Par latribune.fr  |   |  733  mots
"Qu'est-ce qui coûte le plus cher? Le Grexit ou le maintien de la Grèce dans zone euro? telle est la question à laquelle l'Europe doit répondre", explique Ciaran O'Hagan.
La majorité des stratégistes estiment que la situation financière grecque et la victoire du non au référendum ne permettent plus d'envisager le maintien de la Grèce dans la zone euro. Ils attendent du sommet européen prévu mardi soir, des décisions "courageuses"...

La sortie de la Grèce de la zone euro est devenue lundi le scénario central d'un certain nombre de grands intermédiaires financiers, au lendemain du "non" massif des électeurs grecs au compromis proposé par les créanciers d'Athènes (FMI, BCE et UE) pour régler le problème de sa dette.

Désormais, les acteurs des marchés financiers ont les yeux rivés sur les dirigeants européens dont ils attendent des décisions "courageuses".

"La principal question qui se pose aujourd'hui c'est de savoir si les autorités de la zone euro auront le courage de demander à la BCE de couper l'ELA (Assistance de liquidité d'urgence)", écrit Ciaran O'Hagan, responsable de la stratégie taux en zone euro à la Société générale.

La réponse à cette question, s'il devait y en avoir une, devra attendre mardi soir la fin du Sommet de la zone euro, qui aura été précédé dans la matinée d'une réunion des ministres de l'Economie de la zone.

Le rôle du couple franco-allemand

Le couple franco-allemand, considéré comme le pilier de la construction européenne, se réunira lundi soir à l'Elysée où Angela Merkel et François Hollande tenteront de définir les moyens de renforcer la zone euro en cette période de déstabilisation.

"Qu'est-ce qui coûte le plus cher? Le Grexit ou le maintien de la Grèce dans zone euro? telle est la question à laquelle l'Europe doit répondre", explique Ciaran O'Hagan.

"Jusqu'à présent, la France et l'Allemagne ont réussi à maintenir une forme de coordination et à donner l'impression d'unité. Nous serons particulièrement attentifs à ce qu'ils maintiennent un tel cap : toute désunion serait extrêmement déstabilisatrice, et ses effets dépasseraient la question grecque et soulèveraient des questions existentielles pour la zone euro", ajoute-t-il.

Le Grexit, scénario favori des analystes

Pour Michael Michaelides, analyste taux chez RBS à Londres, le "non" ouvre la "porte du Grexit", et porte cette probabilité à 55% contre 40% avant le référendum de dimanche.

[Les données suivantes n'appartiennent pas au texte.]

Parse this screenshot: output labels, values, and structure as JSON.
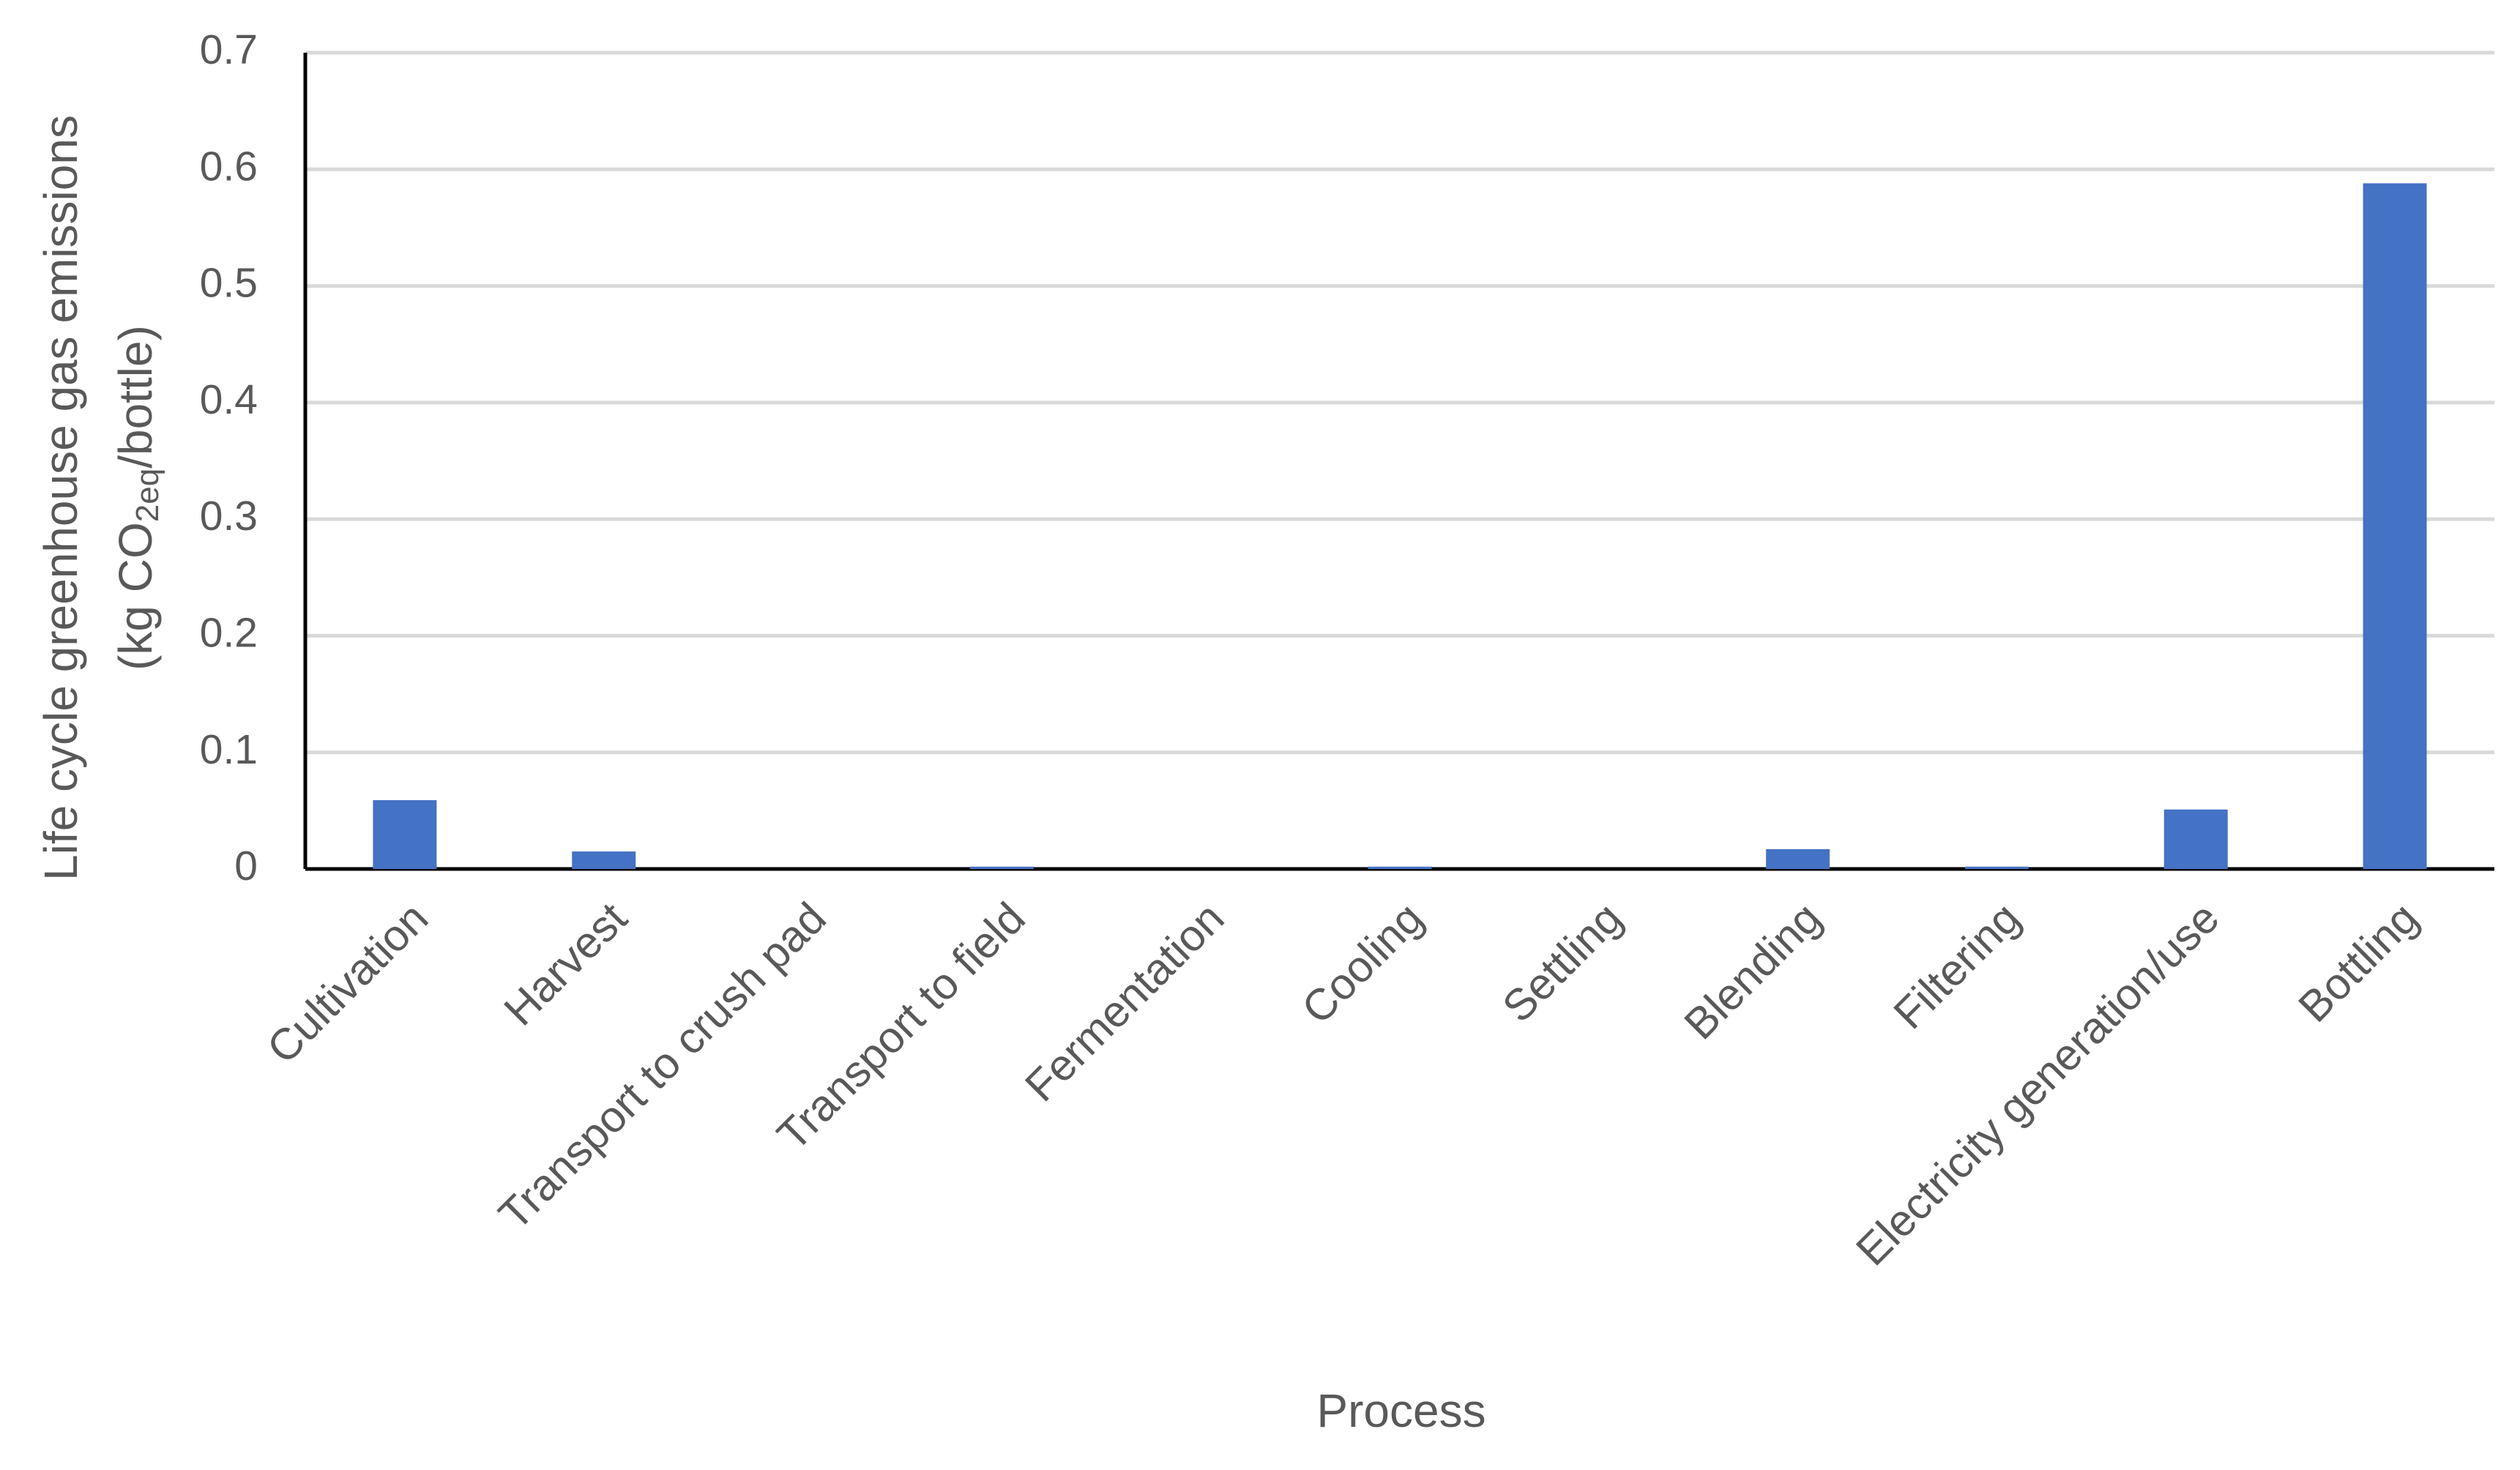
{
  "chart_data": {
    "type": "bar",
    "y_label": "Life cycle greenhouse gas emissions",
    "y_label_unit": [
      "(kg CO",
      "2eq",
      "/bottle)"
    ],
    "x_label": "Process",
    "categories": [
      "Cultivation",
      "Harvest",
      "Transport to crush pad",
      "Transport to field",
      "Fermentation",
      "Cooling",
      "Settling",
      "Blending",
      "Filtering",
      "Electricity generation/use",
      "Bottling"
    ],
    "values": [
      0.059,
      0.015,
      0,
      0.002,
      0,
      0.002,
      0,
      0.017,
      0.002,
      0.051,
      0.588
    ],
    "color": "#4472c4",
    "ylim": [
      0,
      0.7
    ],
    "yticks": [
      0,
      0.1,
      0.2,
      0.3,
      0.4,
      0.5,
      0.6,
      0.7
    ],
    "grid": true
  }
}
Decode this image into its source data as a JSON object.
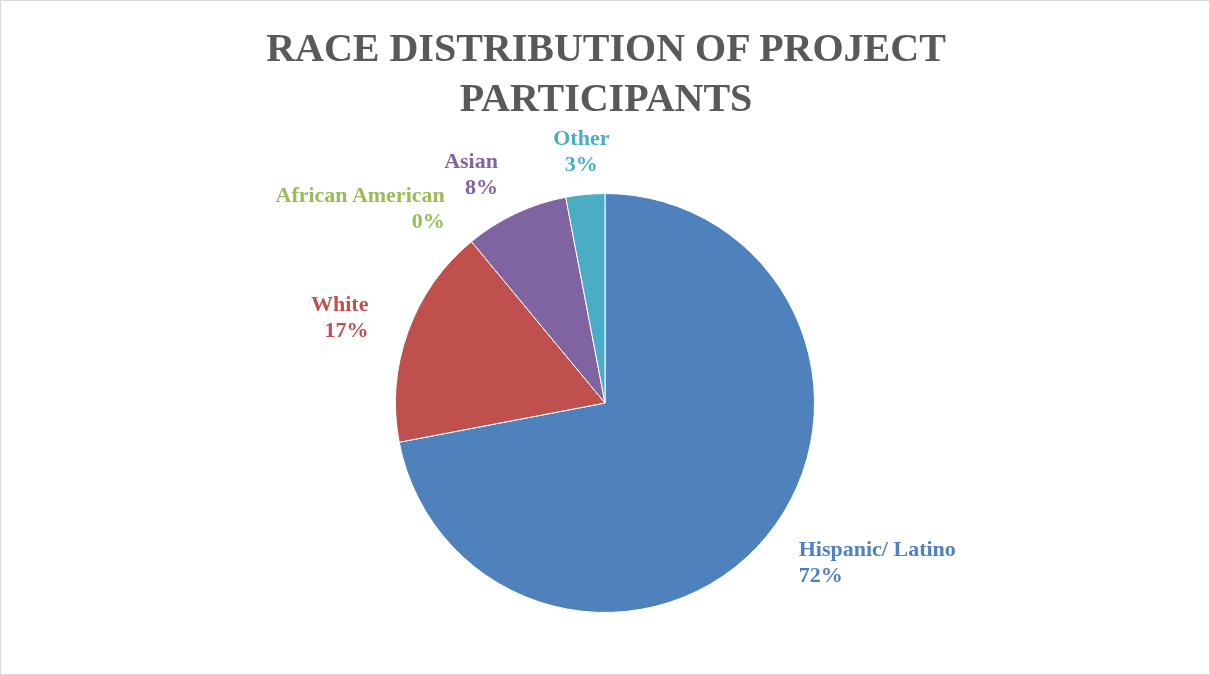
{
  "chart_data": {
    "type": "pie",
    "title": "RACE DISTRIBUTION OF PROJECT PARTICIPANTS",
    "categories": [
      "Hispanic/ Latino",
      "White",
      "African American",
      "Asian",
      "Other"
    ],
    "values": [
      72,
      17,
      0,
      8,
      3
    ],
    "colors": [
      "#4f81bd",
      "#c0504d",
      "#9bbb59",
      "#8064a2",
      "#4bacc6"
    ],
    "value_labels": [
      "72%",
      "17%",
      "0%",
      "8%",
      "3%"
    ],
    "legend": false
  }
}
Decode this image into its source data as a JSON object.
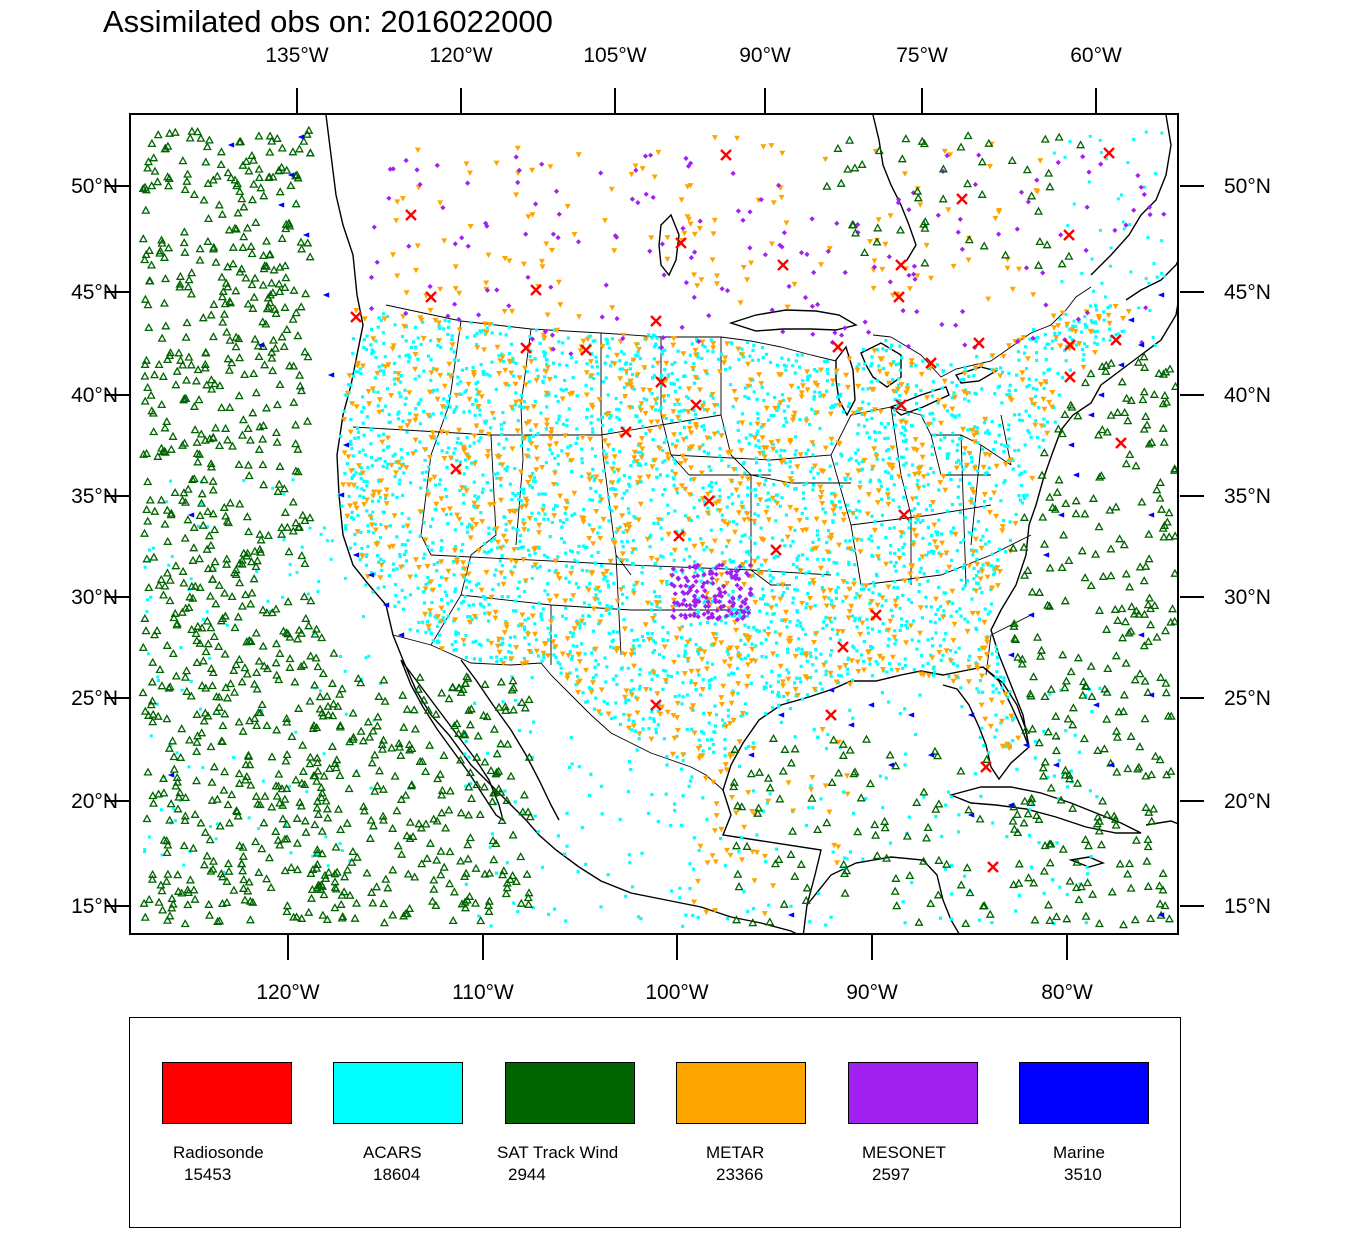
{
  "title": "Assimilated obs on: 2016022000",
  "top_lon_labels": [
    "135°W",
    "120°W",
    "105°W",
    "90°W",
    "75°W",
    "60°W"
  ],
  "bottom_lon_labels": [
    "120°W",
    "110°W",
    "100°W",
    "90°W",
    "80°W"
  ],
  "lat_labels": [
    "50°N",
    "45°N",
    "40°N",
    "35°N",
    "30°N",
    "25°N",
    "20°N",
    "15°N"
  ],
  "legend": [
    {
      "name": "Radiosonde",
      "count": "15453",
      "color": "#ff0000"
    },
    {
      "name": "ACARS",
      "count": "18604",
      "color": "#00ffff"
    },
    {
      "name": "SAT Track Wind",
      "count": "2944",
      "color": "#006400"
    },
    {
      "name": "METAR",
      "count": "23366",
      "color": "#ffa500"
    },
    {
      "name": "MESONET",
      "count": "2597",
      "color": "#a020f0"
    },
    {
      "name": "Marine",
      "count": "3510",
      "color": "#0000ff"
    }
  ],
  "colors": {
    "radiosonde": "#ff0000",
    "radiosonde_edge": "#ff3300",
    "acars": "#00ffff",
    "sat_track_wind": "#006400",
    "metar": "#ffa500",
    "mesonet": "#a020f0",
    "marine": "#0000ff",
    "coast": "#000000",
    "frame": "#000000"
  }
}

"Le vote de dimanche accroît les risque de voir la Grèce être le premier pays à sortir de l'Union économique et monétaire (UEM)", estime également Mark Haefele, responsable mondial de l'investissement chez UBS Wealth Management. Et, comme les autres experts, il estime qu'Athènes ne sera pas en mesure d'honorer une échéance de 4,2 milliards d'euros due le 20 juillet à la BCE.

"Nous jugeons hautement improbable que l'Eurogroupe infléchisse sa position dans le sens voulu par la Grèce en vue de la mise en place d'un troisième plan d'aide", indique Michael Michaelides.

Selon lui, en l'absence d'un accord qui conduirait au Grexit, les dirigeants politiques européens n'ont pas besoin d'"expulser la Grèce". Faute d'accord avec ses créanciers, la Grèce ne pourra pas rembourser à l'Eurosystème (SEBC) la moindre obligation souveraine grecque que celui-ci détiendrait le 20 juillet.

Une monnaie parallèle

Le conseil des gouverneurs de la BCE serait alors amené à réduire le plafond de l'ELA accordée à la Grèce, et les banques grecques deviendraient "insolvables", ce qui impliquerait une restructuration des banques et/ou à des pertes des déposants, et la nécessité d'une monnaie parallèle pour recapitaliser les établissements financiers, ce qui conduirait finalement au Grexit, explique RBS.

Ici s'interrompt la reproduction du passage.